Where I saw it, the object test was not included, because the object did
not yet exist at that time. Still I think mentioning the style include
was not a complete waste.

>>>> 3. The above is not required as the targeted UAs usually also
>>>> support scripting style properties on-load the document, and the
>>>> rules are not that complex that they cannot be emulated with
>>>> scripting style properties.
>>> I have no idea what that means. But you may wish to keep reading the
>>> thread as the example has been discussed to death and revised five
>>> or six times.
>> I am talking about the CSS rules that you include with scripting above.
>> That could be facilitated if you simply set the style on each fitting
>> element through interation. However, when I think about it, if NN4 was
>> a target browser, which does not support that approach, the above
>> proposition would be reasonable instead.
>
> You are referring to what has already been covered - along with the
> pitfalls - of alternative approaches. Had you read and understood the
> entire thread you would realize that.

Again, if duplicates bother you, just leave Usenet.

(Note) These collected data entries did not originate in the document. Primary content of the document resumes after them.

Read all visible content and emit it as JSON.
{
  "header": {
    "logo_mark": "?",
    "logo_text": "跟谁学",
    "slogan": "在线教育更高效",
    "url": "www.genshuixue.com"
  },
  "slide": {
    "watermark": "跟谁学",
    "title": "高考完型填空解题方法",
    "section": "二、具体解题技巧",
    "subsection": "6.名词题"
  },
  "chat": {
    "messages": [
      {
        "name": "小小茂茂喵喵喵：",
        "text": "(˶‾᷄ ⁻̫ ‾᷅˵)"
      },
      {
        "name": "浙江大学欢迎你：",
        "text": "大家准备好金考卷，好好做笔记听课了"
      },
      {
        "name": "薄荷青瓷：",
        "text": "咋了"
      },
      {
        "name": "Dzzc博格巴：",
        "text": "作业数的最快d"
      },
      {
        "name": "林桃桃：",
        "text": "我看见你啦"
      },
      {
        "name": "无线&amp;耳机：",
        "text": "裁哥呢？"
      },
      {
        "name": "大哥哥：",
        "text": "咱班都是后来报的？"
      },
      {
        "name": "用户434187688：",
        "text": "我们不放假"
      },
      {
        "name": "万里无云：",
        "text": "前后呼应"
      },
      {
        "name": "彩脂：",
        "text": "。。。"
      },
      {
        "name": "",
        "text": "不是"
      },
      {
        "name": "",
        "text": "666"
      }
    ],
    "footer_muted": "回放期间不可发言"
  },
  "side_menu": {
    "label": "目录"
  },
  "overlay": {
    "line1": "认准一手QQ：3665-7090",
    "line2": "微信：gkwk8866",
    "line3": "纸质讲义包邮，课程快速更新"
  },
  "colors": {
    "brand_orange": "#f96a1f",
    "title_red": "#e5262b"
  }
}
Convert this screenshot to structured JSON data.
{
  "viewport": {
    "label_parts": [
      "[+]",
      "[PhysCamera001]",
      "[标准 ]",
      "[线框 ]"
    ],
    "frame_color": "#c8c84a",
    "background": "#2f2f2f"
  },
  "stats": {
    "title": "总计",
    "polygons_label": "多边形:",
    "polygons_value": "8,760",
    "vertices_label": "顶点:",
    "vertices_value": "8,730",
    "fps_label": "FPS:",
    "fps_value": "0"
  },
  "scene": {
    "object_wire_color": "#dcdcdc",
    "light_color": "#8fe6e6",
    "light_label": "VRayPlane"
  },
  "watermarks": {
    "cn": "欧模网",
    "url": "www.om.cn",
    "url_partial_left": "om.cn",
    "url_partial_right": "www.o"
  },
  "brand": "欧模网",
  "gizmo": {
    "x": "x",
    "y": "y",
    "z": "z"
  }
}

>>>>> [...] window.onload = windowLoad;
>>>> Needlessly proprietary approach. The (X)HTML body element provides
>>>> a standards compliant and well-supported `onload' event handler
>>>> attribute:
>>> That line is in the head of the document. The body element doesn't
>>> exist at that point.
>> Non sequitur.
>
> It is very relevant.

Granted, it is relevant in the sense that `window.onload' is error-prone
because of that. However, the statement that it is in the head of the
document constitutes no reasoning for not using the `onload' event
handler attribute of the `body' element. Because, when the `load' event
fires for the `body' element, the `body' element exists.

>>>> [...]
>> Don't quote name signatures unless you refer to it, please.
>
> Ummm, yooooohooooo, moron, he asked a specific question about your
> signature and as such it is the *only* way to "retain context" is by
> quoting it.

The name was not part of the message signature, and he did not refer to
the name. So quoting it was uncalled for.